Now you want the government to take it over completely. Not bright.
Of course ... that is the big government/socialist pattern. Goverment Creates a crisis through corruption and/or ineptness and then government steps in and saves us from the problem it created. Enslaving us and growing exponentially as it does so.
The real solution is to put consumerism back into the system and get government out of it.
Low co-pay medical plans and HMOs need to go away and we should move to HSA and High Deductible (catastrophic) insurance plans. Insurance should be insurance.
The charity hospital needs to be brought back. Tort reform is also a good idea. We should also look at the FDAs role in all of this.
I would imagine that if somebody is willing to pay for treatment using their own money that if they were denied treatment that lead to a permanent disability that there would be some sort of liability involved.
Right now we are spending 200% what the rest of the developed world is spending for health care, and getting worse treatment.
The average American spends $1,100 on insurance each month. Imagine what we could do if we did away with medical bankruptcies, improved our health care, and pocketed that extra $550/mo. that we are currently wasting.
Hey Einstein, did you miss the part where we as Americans pay more and get lower quality coverage than every other industrialized nation, yet still have tens of millions of citizens without coverage.

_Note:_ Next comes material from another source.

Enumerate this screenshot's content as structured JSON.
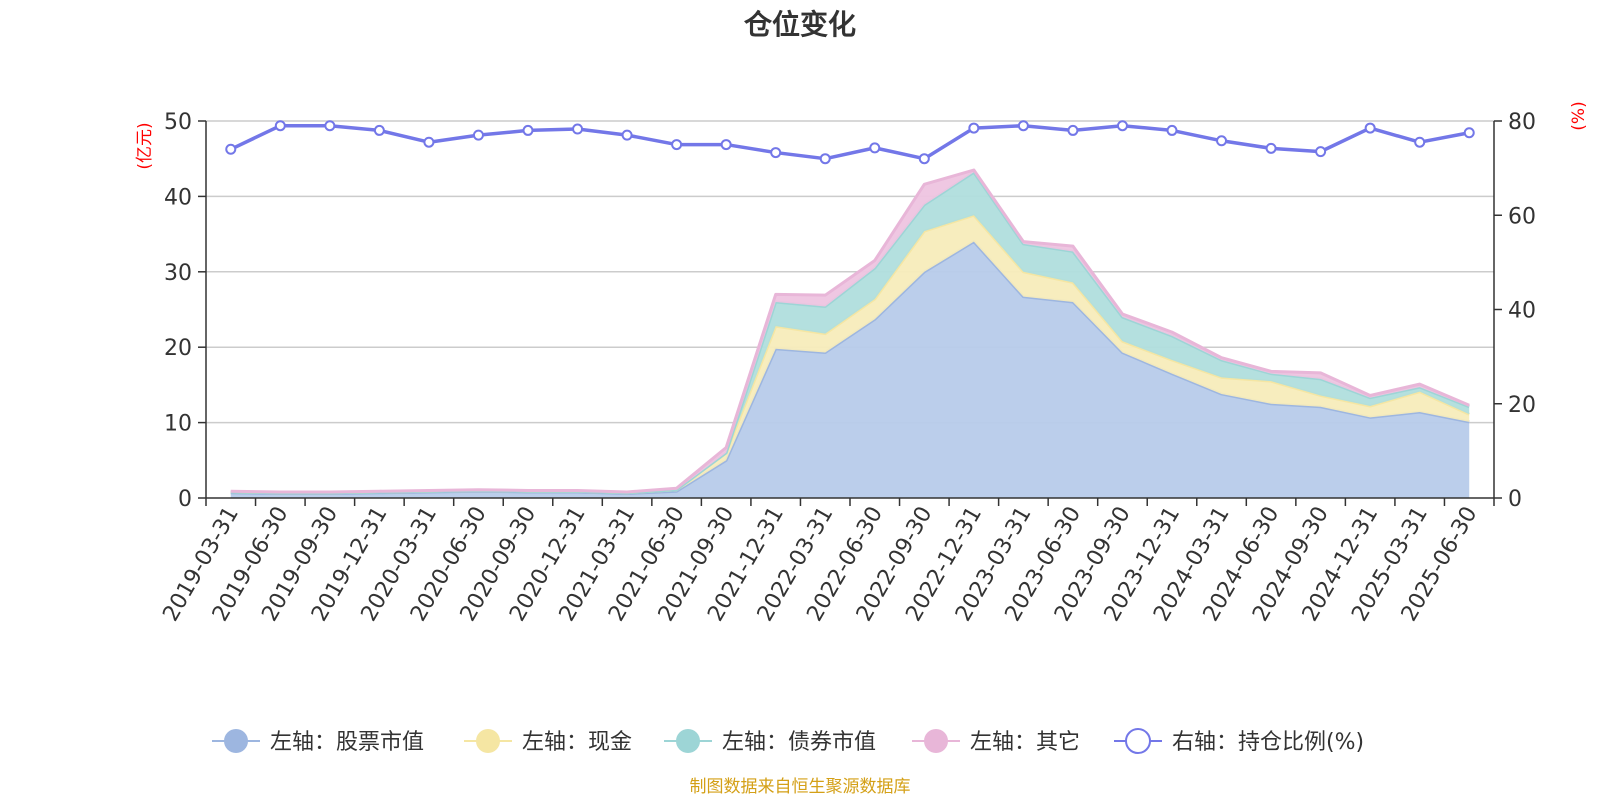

Did you miss the part where our manufacturing sector is losing out to global competitors because of the additional human resource costs of health care.

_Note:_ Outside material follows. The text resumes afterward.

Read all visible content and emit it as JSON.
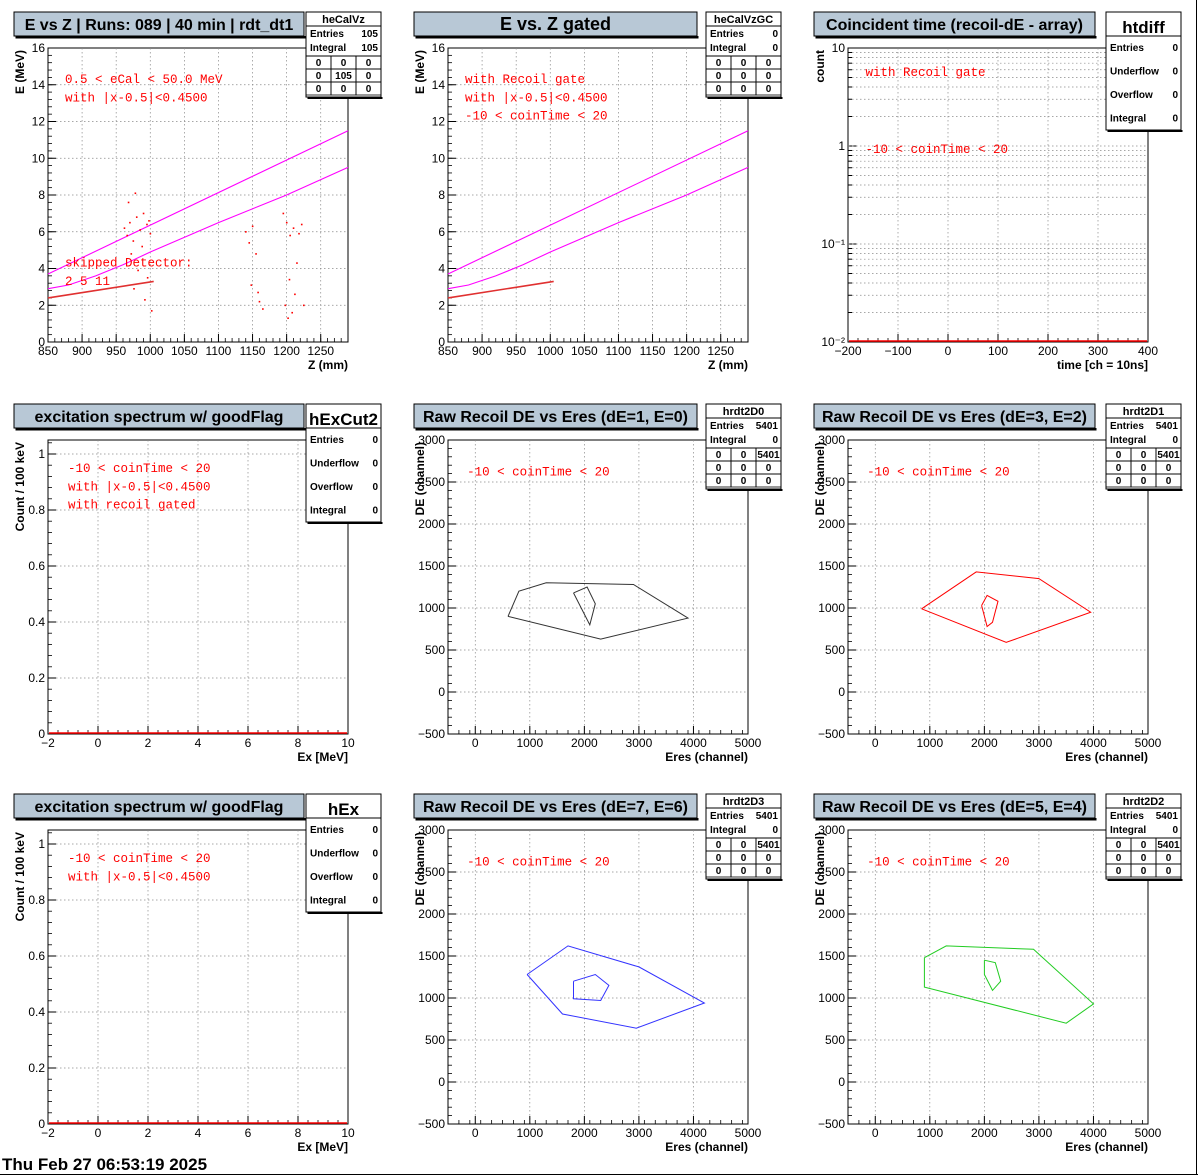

The point of these arguments is that we can have a better system, that benefits US businesses, covers all citizens and costs LESS than our current system.
Heaven forbid another nation come up with a better way to do healthcare and then we actually model our system after it. Better to be too proud, stupid and wasteful than adopt a process we didn't come up with.
but NO one is leaving the US to get "better" healthcare,
why is that?
Because NO ONE truly believes they will get better health care else where.
The answer isn't more insurance, nor government health care,
the problem is insurance!
the answer is doing away with the evils of insurance.
The problems have increased the more we have embraced insured healthcare.
insurance for catastrophic healthcare that can destroy you financially is the only help we need.
I would think that if somebody was sick, had money to pay for care, and needed the care. If a provider only said that they couldn't because of them not wanting to interfere with insurance procedures is not right.
I'm very happy with our health care system. I do agree that limiting liability suits and awards would help reduce costs. And liability insurance costs for doctors would be greatly reduced. I know several very good doctors who have either retired or changed their specialty in order to escape the enormous costs of liability insurance. But since Congress consists mostly of lawyers, I don't suppose we will ever see meaningful tort reform.
This is NOT a political problem, and it shouldn't be.
It is purely an ethical problem, and must be changed voluntarily.